Last night I was clearing out some films on the DVR and decided to give "Hail, Caesar!" a watch.
I figured I would enjoy it because it's a sendup of studio system Hollywood and I'm quite a fan of the era. Perhaps that's why I didn't enjoy it.
To be fair, the Coen Brothers have but together a clever script with a number of deft touches. If you know classic movies, you'll enjoy the many references to scandals, actors and films.
Take as a whole, however, the movie fails.

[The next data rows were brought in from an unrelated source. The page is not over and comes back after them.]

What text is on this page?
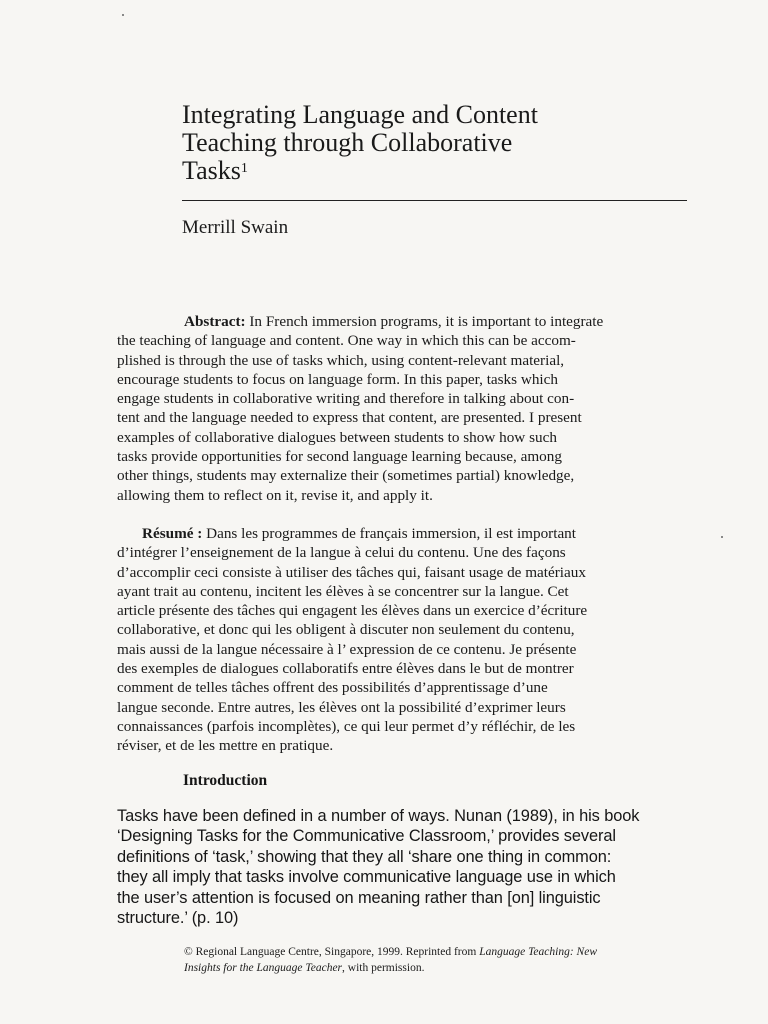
Integrating Language and Content
Teaching through Collaborative
Tasks$^1$
Merrill Swain
Abstract: In French immersion programs, it is important to integrate
the teaching of language and content. One way in which this can be accom-
plished is through the use of tasks which, using content-relevant material,
encourage students to focus on language form. In this paper, tasks which
engage students in collaborative writing and therefore in talking about con-
tent and the language needed to express that content, are presented. I present
examples of collaborative dialogues between students to show how such
tasks provide opportunities for second language learning because, among
other things, students may externalize their (sometimes partial) knowledge,
allowing them to reflect on it, revise it, and apply it.
Résumé : Dans les programmes de français immersion, il est important
d’intégrer l’enseignement de la langue à celui du contenu. Une des façons
d’accomplir ceci consiste à utiliser des tâches qui, faisant usage de matériaux
ayant trait au contenu, incitent les élèves à se concentrer sur la langue. Cet
article présente des tâches qui engagent les élèves dans un exercice d’écriture
collaborative, et donc qui les obligent à discuter non seulement du contenu,
mais aussi de la langue nécessaire à l’ expression de ce contenu. Je présente
des exemples de dialogues collaboratifs entre élèves dans le but de montrer
comment de telles tâches offrent des possibilités d’apprentissage d’une
langue seconde. Entre autres, les élèves ont la possibilité d’exprimer leurs
connaissances (parfois incomplètes), ce qui leur permet d’y réfléchir, de les
réviser, et de les mettre en pratique.
Introduction
Tasks have been defined in a number of ways. Nunan (1989), in his book
‘Designing Tasks for the Communicative Classroom,’ provides several
definitions of ‘task,’ showing that they all ‘share one thing in common:
they all imply that tasks involve communicative language use in which
the user’s attention is focused on meaning rather than [on] linguistic
structure.’ (p. 10)
© Regional Language Centre, Singapore, 1999. Reprinted from Language Teaching: New
Insights for the Language Teacher, with permission.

It's amusing but not funny and there isn't enough dramatic punch to make you care how it ends.
Part of the problem is that it isn't zany enough to be a true comedy or true enough to be a good drama. The jokes are also quite stale, some of them having been around for decades.
The obvious example is George Clooney's character. He's the stereotypical leading man - a party animal, good-looking but intellectually vacuous and a coward at heart.
The problem with this is that Golden Age Hollywood leading men weren't like that at all. Many of them saw active war service. Clark Gable and James Stewart both served in B-17s. Humphrey Bogart was in the Navy during World War I.
Their cowboy character closely resembles Audie Murphy, who was the most decorated American solider of World War II.
That's what makes the films of the era so good - the actors lived a life outside of the studio and brought that experience to their work.
This brings me to my second point - the pot shots the writers take at the movies themselves. There is simply no comparison between big-screen epics like "Ben Hur" and the crap Hollywood spoons out today. We can laugh at Esther Williams or song-and-dance numbers, but they were incredibly grueling to film and required a level of talent today's performers simply can't match.
The skit with the sailors in a bar was particularly annoying. As is the rule these days, they have to keep changing the camera angle to hide the fact that they are using multiple takes. Back then, it was one continuous take to show the audience just how sophisticated the dancing was. There is simply no modern equivalent to Fred Astaire or Gene Kelly.
Oh, and their song was stupid. This was the era of the Hays Code, which placed strict limits on what movies could show. That meant that filmmakers had to show great deal of cleverness to bring up certain topics. Whereas today an actress might blurt out "I'm pregnant!" back then the most that could be said was that she was "in trouble."
I love how the films and songs of that era use clever turns of phrases to address serious matters. There's a sophistication that I"m sure a lot of modern people completely miss. Because what one could say was limited, actors had to use nuance in their voice or their expression to convey the true meaning. It's a lost art.
I didn't find the film to be aggressive awful, so there's that. It was a decent time-waster, nothing more.